The physical closeness that bonded our families, our communities, our achievements, is no longer possible.

Amongst our greatest challenges has been the prohibition of gatherings to mark milestones in our lives: births, birthdays, graduations, marriages and even funerals. The simple act of hugging someone, holding a hand or an arm around a shoulder, is no longer possible.

And the more public moments for reflection and remembrance are also interrupted: Easter, Anzac Day, May Day, International Museum Day - and many more to come. Days of special significance for communities of belief, such as Christians, Muslims and Jews, are being commemorated in new, physically-distant, ways.

Anzac Day 2020 will never be forgotten. For the first time since the first Anzac Day commemoration in 1916, people could not gather together. Instead, they stood in home driveways, held candles and poppies, displayed their own family photographs, remembering and reflecting privately on the lives lost and the tragedy of war.

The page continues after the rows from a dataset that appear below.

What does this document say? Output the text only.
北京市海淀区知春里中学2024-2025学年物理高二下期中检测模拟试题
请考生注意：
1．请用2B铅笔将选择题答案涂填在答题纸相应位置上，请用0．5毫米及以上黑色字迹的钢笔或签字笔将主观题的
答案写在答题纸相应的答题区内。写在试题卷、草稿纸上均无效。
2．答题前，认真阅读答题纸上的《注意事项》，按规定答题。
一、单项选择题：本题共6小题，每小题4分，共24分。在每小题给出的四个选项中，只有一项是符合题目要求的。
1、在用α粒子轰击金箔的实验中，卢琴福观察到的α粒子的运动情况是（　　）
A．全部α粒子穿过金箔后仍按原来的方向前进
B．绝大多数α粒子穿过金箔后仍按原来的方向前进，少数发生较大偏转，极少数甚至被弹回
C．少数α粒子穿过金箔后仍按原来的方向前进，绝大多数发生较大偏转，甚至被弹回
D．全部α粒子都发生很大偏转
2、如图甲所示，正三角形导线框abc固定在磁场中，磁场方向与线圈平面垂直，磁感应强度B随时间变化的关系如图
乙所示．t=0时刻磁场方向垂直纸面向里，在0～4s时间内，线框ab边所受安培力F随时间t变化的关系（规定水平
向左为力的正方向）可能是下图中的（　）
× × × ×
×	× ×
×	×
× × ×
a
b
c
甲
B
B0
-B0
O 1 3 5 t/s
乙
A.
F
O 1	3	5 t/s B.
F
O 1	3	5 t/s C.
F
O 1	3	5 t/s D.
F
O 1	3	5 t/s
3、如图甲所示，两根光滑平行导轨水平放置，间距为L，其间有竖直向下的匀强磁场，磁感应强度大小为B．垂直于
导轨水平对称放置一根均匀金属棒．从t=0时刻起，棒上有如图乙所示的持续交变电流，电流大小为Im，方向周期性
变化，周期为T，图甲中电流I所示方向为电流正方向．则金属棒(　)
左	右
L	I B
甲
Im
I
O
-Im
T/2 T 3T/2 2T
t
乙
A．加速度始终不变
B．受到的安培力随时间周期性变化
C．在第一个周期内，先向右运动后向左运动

The restriction of physical gatherings for funerals has been particularly hard. Only 10 mourners could gather (lifted to 20 from 13 May) with others watching remotely, enduring their loss alone.

Our need for connection, and the sharing of joys as well as sorrows, is strong. The happiest moments of pandemic isolation have come from birthday parties in front gardens, shouts of joy and laughter from loved ones in the street and kisses sent through glass windows to grandparents.